Info@NationalCyberSecurity
Info@NationalCyberSecurity

College police share school safety measures after attack on UW-Madison student | #schoolsaftey


MILWAUKEE — After a student was seriously injured in a random attack on the UW-Madison campus over the weekend, many students in the Milwaukee area say they’re concerned about their own safety.

“It sounds really scary and it’s kind of sad that that’s just the world we live in,” said Alyssa Guerrero.

Guerrero is a sophomore at Alverno College.

While it is much smaller than UW-Madison, Guerrero says she’s always aware of the dangers of being on her own.

She grew up in the city and carries pepper spray and pays extra attention to her surroundings.
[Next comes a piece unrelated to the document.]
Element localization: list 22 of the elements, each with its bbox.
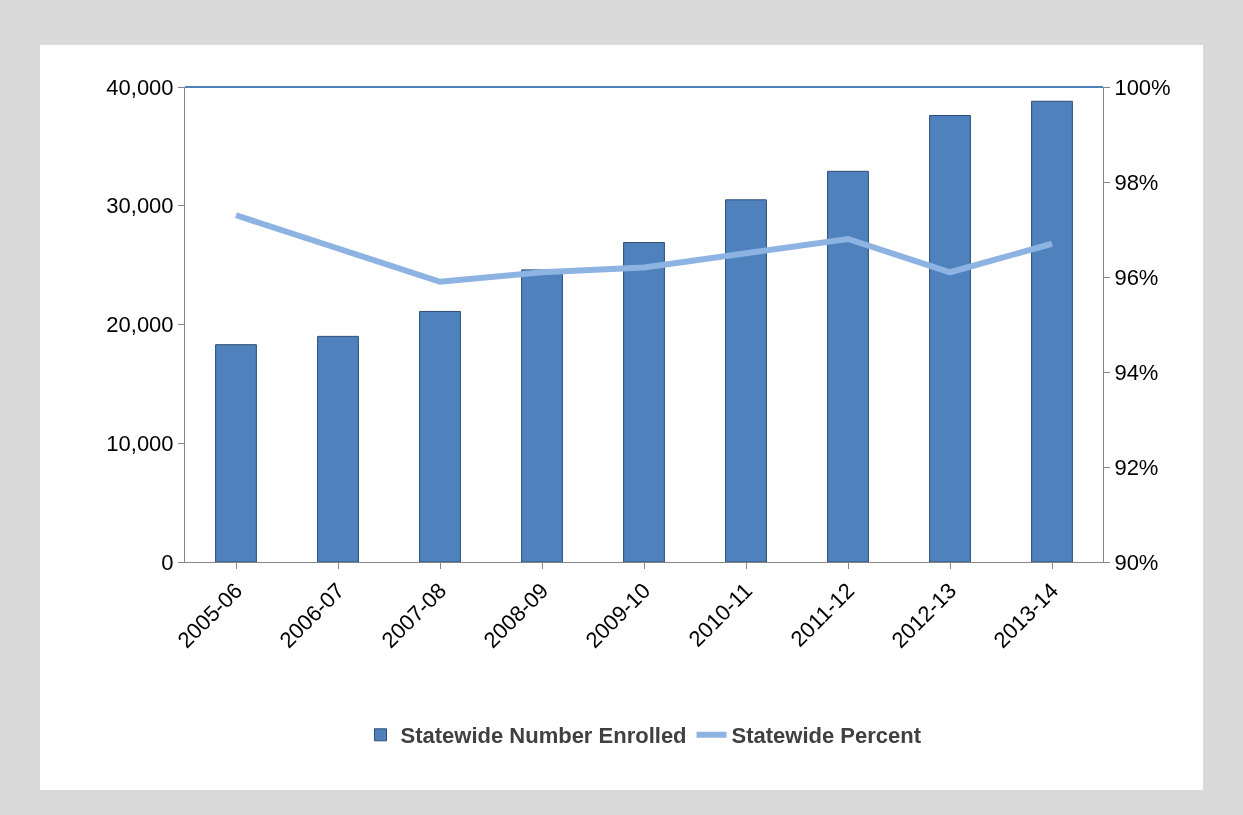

“Even at a young age, I was followed or called at and it’s really unfortunate, even heading into higher education, you’re still being called at, you’re still being followed,” said Guerrero.

Alverno College Police Chief Jason Pilarski says that fear is top of mind while leading his team at the all-woman’s college.

“It’s one of the things that anybody in my position is always concerned about is the safety of our students whether they’re on our campus or off our campus,” said Chief Pilarski.

At the University of Wisconsin-Milwaukee, Police Chief David Salazar says his office partners with the Milwaukee and Shorewood police departments to make sure students feel safe anywhere they go.

“What happens in the neighborhoods that surround the campus also impacts the campus and us knowing what’s going on and vice versa, explaining our challenges to our partners allows us to be a lot more effective,” said Chief Salazar.

To get around at night on campus, UWM offers free rides for students between 6 p.m. and 2 a.m.

Along with the shuttle service, a key tool both Alverno and UWM use is Rave Guardian.

The app offers students a direct connection to each school’s police department and can send their exact location to officers if they need help.

“Obviously, the situational awareness is a huge piece but your number one defense is yourself,” said Chief Salazar.

They say that while the goal is to empower students on campus, they definitely understand that it’s a team effort.

“It takes a community to keep everybody in a community safe so just use the buddy systems, keep an eye out for each other and that’s the best thing you can do to keep safe,” said Chief Pilarski.